Object Manipulation of the Variable Topology Truss system

TL;DR

This paper introduces a hybrid control framework for the Variable Topology Truss system, enabling reliable object manipulation by regulating position and force simultaneously through sensor feedback and static modeling.

Contribution

It presents a novel control strategy that combines force and position regulation for the VTT system, addressing previous gaps in manipulation strategy research.

Findings

The control framework achieves accurate force and position tracking.

Experimental validation on single modules and full system demonstrates effectiveness.

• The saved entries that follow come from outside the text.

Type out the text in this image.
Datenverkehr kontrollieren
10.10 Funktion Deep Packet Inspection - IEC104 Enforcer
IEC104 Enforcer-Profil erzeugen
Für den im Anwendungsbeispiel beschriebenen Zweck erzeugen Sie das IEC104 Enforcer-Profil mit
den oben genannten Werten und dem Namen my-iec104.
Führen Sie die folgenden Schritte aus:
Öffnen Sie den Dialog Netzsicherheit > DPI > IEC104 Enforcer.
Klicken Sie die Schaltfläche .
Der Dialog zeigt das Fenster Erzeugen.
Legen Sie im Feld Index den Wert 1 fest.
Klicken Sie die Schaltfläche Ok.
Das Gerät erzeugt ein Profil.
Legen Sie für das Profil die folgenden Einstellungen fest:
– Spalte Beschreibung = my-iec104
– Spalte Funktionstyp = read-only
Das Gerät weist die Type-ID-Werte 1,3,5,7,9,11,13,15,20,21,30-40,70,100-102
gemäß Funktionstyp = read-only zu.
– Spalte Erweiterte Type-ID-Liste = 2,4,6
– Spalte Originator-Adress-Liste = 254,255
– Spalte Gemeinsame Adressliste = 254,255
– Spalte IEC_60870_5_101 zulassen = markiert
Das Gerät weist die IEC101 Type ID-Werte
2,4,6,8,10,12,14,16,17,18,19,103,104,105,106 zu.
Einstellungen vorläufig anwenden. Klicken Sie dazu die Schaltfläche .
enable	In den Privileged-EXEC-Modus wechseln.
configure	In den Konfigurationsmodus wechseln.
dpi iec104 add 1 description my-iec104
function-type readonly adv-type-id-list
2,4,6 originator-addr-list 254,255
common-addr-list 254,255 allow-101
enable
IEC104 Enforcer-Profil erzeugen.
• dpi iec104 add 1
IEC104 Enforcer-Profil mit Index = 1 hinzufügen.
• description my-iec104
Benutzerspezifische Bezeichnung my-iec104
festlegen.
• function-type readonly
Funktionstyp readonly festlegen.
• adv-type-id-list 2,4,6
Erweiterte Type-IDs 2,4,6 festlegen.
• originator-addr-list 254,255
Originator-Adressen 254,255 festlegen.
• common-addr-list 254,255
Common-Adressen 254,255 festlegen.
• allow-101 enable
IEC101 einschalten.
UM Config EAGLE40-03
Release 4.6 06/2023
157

Object manipulation is reliably performed with the proposed method.

Abstract

This paper presents an object manipulation strategy for the Variable Topology Truss (VTT) system, a truss robot that comprises actuated truss members connected by passive spherical joints. Although truss robots were originally proposed as rapidly deployable manipulators, manipulation strategy has not been studied thoroughly. To enable manipulation, we introduce a hybrid control framework that regulates position and force concurrently without explicit decoupling. At the actuator level, each member employs a sensor-based force feedback controller to generate the desired axial forces despite high actuator friction. At the task level, the forces applied at the end-effector nodes are produced by computing the required member forces using a static model of the VTT. We evaluate force-tracking performance through experiments on both a single member module and the full VTT system. Finally, we demonstrate object manipulation using two representative configurations and quantitatively assess combined position and force tracking performance. Experimental results confirm that the proposed approach enables consistent and reliable object manipulation with the VTT system.